On the way home, I rolled the windows down and enjoyed the slightly cooler air and the cloudy sky and thought about why exactly it did make my day better. I decided it was more than the smiles and the entertainment. It was the unnecessariness of it. The cashier didn’t need to stop and connect with that boy. The parents didn’t need to pause and let them dance together. I didn’t need to say something about it afterward. But each of us did. And it was one of the best moments in my day.
I’ve written before about connection, social integration, community –how these are the things are the most impactful contributing factors to our longevity and life satisfaction. Moments like this remind me why we connect and why it is important.
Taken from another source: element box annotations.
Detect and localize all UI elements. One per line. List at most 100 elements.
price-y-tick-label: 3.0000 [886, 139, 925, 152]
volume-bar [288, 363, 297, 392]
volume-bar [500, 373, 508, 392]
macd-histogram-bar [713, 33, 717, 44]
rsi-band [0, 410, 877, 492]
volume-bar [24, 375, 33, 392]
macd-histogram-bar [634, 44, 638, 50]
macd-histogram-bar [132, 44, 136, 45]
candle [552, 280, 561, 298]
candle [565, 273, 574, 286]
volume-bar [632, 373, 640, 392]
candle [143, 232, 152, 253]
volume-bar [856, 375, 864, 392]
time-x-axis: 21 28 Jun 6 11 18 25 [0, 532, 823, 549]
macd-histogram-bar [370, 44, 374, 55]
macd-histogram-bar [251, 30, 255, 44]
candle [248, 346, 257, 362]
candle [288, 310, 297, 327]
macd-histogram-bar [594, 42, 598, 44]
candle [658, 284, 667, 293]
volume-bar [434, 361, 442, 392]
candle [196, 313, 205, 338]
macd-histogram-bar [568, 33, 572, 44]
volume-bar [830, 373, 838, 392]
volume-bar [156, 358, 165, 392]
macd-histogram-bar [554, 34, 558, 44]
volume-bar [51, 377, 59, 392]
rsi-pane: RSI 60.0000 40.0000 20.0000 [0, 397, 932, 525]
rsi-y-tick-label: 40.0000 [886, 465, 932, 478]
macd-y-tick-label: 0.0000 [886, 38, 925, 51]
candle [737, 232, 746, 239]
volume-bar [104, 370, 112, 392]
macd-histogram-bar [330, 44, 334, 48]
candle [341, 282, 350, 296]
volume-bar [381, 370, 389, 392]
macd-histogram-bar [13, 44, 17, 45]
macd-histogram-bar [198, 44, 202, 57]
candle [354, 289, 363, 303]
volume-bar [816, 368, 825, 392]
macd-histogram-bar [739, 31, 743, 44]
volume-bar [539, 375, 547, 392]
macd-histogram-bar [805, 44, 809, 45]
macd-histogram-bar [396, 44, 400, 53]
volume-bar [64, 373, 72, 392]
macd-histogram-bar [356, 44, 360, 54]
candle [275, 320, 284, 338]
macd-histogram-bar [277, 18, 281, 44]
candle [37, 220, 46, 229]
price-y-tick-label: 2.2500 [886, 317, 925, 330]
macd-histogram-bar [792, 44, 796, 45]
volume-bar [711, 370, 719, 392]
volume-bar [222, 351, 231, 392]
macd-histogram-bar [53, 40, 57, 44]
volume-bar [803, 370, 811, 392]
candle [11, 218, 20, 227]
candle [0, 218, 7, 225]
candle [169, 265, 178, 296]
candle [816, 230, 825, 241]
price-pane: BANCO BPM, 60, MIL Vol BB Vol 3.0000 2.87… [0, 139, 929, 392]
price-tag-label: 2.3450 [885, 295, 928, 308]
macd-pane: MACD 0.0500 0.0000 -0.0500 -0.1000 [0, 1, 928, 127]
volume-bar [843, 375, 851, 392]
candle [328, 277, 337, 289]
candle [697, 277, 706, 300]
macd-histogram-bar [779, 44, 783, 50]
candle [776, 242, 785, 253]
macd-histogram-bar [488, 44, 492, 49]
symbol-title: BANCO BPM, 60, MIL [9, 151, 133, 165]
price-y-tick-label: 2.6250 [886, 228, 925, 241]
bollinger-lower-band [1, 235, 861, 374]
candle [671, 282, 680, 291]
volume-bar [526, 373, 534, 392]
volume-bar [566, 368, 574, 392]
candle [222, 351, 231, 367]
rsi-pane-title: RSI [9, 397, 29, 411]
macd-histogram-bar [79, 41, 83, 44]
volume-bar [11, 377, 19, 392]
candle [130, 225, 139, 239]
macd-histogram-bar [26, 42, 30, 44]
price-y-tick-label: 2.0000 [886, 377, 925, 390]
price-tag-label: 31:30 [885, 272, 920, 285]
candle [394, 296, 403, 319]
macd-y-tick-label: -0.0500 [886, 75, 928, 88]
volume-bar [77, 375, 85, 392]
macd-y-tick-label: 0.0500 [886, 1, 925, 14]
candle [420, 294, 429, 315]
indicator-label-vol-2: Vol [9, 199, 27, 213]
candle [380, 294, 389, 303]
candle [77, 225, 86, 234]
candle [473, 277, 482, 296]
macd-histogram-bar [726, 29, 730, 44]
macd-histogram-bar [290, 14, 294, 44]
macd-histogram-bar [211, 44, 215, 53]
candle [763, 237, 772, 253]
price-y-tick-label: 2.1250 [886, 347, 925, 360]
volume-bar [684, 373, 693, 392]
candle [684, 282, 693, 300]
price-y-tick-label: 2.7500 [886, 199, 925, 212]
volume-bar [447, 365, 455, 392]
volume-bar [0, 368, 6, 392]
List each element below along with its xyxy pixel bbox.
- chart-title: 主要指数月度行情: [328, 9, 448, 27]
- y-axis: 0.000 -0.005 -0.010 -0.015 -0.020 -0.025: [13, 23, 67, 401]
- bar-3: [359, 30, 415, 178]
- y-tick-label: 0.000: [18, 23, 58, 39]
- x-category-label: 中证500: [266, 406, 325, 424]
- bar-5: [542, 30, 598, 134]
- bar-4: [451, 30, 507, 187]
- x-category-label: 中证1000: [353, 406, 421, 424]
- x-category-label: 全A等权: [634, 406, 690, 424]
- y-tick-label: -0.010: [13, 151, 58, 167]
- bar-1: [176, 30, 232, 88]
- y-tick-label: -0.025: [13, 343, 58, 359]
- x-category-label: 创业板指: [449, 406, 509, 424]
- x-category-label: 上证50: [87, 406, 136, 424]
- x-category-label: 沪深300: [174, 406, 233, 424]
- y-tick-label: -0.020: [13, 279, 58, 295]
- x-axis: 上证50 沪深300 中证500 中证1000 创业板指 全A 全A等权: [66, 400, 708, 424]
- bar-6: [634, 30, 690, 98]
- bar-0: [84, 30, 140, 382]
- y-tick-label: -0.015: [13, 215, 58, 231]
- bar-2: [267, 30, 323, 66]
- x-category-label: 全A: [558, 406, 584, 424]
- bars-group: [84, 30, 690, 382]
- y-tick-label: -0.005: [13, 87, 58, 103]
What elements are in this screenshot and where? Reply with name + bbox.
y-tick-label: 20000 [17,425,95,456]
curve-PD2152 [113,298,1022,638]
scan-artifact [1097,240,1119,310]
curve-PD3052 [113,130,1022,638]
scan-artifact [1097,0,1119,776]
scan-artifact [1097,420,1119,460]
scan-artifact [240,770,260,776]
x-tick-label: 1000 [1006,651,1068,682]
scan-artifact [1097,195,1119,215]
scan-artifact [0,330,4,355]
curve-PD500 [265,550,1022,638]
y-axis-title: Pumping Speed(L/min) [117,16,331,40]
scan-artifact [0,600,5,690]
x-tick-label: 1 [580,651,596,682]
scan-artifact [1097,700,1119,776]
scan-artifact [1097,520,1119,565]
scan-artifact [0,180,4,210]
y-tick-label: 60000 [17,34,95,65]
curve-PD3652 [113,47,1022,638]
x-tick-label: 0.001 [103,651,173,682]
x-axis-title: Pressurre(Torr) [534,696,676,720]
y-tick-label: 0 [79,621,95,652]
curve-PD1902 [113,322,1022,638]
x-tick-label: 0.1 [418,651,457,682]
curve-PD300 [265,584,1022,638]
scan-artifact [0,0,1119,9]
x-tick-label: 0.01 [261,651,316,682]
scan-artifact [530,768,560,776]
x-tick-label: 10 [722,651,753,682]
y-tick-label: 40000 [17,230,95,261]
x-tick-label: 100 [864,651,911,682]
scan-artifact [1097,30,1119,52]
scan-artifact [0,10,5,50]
Last week, someone else took the time to do something unnecessary that made my day. I was sitting in the Dollar General parking lot, while one of my girls ran in to grab something, and while her sisters and I waited in the car. I had a notification pop up on my phone from a former student. She was in the checkout line behind my daughter and saw her do something kind for another shopper. She didn’t have to, but she took the time to send me a message to let me know. I was proud of my daughter, but I was also really touched to have received the message. It was another kindness that could easily have been skipped over. Because it wasn’t, I was able to tell my daughter I was proud of her.
A couple of weeks ago, my son called to tell me that his drive thru order had been paid by the customer ahead of him in line. It was an unexpected kindness that made a big difference in how the rest of his day went.
It really is the little things that sometimes make the biggest difference. Bob Kerrey reminds us of this, saying “unexpected kindness is the most powerful, least costly and most underrated agent of human change”.
I hope each of you experience and engineer many unexpected moments of kindness this week.